Sunday 25 December 2011

Christingle service 2011

What do we most like about Christmas?

I like the quiet. Everything stops and there’s time to wonder.

Because the nights are dark and long there’s time to wonder about the moon, the planets and the stars.

I look at them and think ‘what must he be like who made all of these?’

If I can fill my mind with the sight of the moon, Jupiter, Orion, the Pleiades and so on I can imagine the mind of God.

If my mind can take in the starry sky God’s mind can take in so much more because he sees all and loves all.

God doesn’t just see one section of the sky he sees the whole of it and all the skies above all the planets in the universe.

God sees right back through history to the when there were no stars at all!

Who’s sitting by the List of Rectors of Horsted Keynes?

Can you give me the dates of the first Rector? Richard de Berkyng became Rector in 1177.

That means Christmas has been celebrated in this Church at least 834 times.

When did people first come to this area?

500,000 years ago – the earliest human remains were found 20 years ago in Boxgrove outside Chichester.

When did life on earth begin?

5 billion years ago. That’s 5000,000,000 years.

How old is the universe?

14 billion years. That’s three times as old as life itself.

It began with what scientists call the Big Bang but Christians know that by another name.

Tonight we are celebrating the revelation of the meaning and origin of the universe.

At one point in time chosen by him as the best time, the Creator of the Universe chose to show his face in Bethlehem in Judea some 2011 years ago.

This Jesus, the anniversary of whose birth we keep tonight, is nothing less than the Big Bang!

We know this from the way he died and rose at Easter more than from the stories of his birth, as in one of the earliest Christian texts from the letter to the Hebrews Chapter 1 verse 2. There it says Jesus, born in Bethlehem, is God’s Son whom he appointed heir of all things, through whom he also created the worlds, the one who reflects God’s glory, the exact imprint of God’s very being who sustains all things by his powerful word.

This Jesus born of Mary in a stable made the Big Bang bringing time and space into being. He sustains all things which means he holds you and I together! He is to be heir or inheritor of all things.

We come from him, belong to him and we go to him.

So Christmas to me is a time to wonder!

To wonder at the stars above, the earth below, the existence of life and why human beings are here – and to see afresh in Jesus the power that brought us into being.
What sort of power?

The power of love - love wider than the ocean, immense as the earth and stars and cosmos - love that sees and enfolds all that is!

Love that came down at Christmas. The Love that set the world in motion to begin with became one of us for 33 years starting in Bethlehem.

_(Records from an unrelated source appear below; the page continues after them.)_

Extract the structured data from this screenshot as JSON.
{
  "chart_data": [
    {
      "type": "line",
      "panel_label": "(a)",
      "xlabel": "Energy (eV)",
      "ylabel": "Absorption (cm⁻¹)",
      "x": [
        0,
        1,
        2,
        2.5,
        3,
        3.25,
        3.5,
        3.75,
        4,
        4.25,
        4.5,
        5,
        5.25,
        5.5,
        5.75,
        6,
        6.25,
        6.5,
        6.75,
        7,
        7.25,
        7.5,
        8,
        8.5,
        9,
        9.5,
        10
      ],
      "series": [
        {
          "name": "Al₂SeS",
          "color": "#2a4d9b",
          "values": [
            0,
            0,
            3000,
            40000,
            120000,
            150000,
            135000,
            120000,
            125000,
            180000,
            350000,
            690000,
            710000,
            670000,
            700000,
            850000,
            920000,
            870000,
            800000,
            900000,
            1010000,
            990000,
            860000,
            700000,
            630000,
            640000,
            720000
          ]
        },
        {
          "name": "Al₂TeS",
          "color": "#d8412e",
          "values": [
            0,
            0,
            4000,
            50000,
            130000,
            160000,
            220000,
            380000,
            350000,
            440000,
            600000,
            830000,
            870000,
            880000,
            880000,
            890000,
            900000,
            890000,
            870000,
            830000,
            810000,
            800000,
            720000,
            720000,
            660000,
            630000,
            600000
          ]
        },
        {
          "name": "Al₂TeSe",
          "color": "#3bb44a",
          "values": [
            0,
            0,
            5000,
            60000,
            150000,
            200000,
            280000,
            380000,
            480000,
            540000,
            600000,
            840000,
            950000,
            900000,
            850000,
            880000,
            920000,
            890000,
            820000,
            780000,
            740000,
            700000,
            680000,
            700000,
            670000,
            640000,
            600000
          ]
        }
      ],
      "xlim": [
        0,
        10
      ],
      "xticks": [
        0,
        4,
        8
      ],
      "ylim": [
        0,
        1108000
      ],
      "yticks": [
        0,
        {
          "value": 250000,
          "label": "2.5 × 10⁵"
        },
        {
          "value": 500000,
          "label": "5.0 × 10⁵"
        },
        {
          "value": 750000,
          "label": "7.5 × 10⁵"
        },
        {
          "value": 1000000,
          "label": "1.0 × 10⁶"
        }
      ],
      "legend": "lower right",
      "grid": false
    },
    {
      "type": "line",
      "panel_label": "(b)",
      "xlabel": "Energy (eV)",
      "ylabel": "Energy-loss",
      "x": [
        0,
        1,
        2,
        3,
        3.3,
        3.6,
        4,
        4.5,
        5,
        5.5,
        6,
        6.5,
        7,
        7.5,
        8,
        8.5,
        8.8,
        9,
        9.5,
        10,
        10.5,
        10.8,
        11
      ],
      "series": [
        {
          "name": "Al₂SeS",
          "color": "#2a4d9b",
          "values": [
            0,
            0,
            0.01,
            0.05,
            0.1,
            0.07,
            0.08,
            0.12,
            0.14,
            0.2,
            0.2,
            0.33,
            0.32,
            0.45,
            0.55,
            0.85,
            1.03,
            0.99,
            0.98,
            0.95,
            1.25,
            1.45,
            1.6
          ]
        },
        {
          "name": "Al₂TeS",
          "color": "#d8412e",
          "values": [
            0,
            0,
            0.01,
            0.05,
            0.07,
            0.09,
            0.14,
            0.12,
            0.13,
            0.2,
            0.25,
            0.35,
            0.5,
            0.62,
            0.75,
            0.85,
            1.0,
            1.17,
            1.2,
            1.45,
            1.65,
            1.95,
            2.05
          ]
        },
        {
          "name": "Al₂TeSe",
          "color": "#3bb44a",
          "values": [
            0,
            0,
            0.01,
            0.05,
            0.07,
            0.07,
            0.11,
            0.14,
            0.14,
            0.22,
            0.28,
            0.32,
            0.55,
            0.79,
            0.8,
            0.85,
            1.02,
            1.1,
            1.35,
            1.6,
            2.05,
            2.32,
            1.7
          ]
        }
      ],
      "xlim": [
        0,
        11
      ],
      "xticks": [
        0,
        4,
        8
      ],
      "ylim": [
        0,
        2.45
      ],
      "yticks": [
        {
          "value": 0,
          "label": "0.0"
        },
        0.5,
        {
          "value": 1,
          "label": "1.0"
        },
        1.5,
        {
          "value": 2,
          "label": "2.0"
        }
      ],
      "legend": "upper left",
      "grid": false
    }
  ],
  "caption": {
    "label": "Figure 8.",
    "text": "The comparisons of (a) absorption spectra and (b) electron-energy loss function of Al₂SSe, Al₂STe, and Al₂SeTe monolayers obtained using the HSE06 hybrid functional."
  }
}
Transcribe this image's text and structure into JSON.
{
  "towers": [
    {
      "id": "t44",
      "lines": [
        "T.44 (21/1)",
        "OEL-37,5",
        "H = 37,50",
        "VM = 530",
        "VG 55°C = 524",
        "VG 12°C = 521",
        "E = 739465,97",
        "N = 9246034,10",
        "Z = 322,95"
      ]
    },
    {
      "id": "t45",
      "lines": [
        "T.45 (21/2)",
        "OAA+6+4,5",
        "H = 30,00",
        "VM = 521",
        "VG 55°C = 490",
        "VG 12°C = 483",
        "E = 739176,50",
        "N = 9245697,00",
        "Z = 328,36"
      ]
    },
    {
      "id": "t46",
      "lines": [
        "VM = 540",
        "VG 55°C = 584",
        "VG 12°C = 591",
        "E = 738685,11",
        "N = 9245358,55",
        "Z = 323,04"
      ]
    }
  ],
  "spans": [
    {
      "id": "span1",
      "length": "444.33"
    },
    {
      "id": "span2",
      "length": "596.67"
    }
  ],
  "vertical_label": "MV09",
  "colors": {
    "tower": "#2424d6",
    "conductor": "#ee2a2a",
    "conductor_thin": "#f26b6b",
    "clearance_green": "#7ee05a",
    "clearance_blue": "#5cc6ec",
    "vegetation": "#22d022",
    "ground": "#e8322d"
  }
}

This is nothing we could ever work out for ourselves but something God has revealed to us. Being a personal God he could do so and did do so in the birth, life, suffering, death and resurrection of Jesus his Son.

Christmas is about the love that makes the world go round!

The orange, the candle and the red band tonight stand for the world, the light of the One who made it and the blood he shed for us out of love upon the Cross.

Love came down at Christmas – so let’s celebrate it with our Christingles.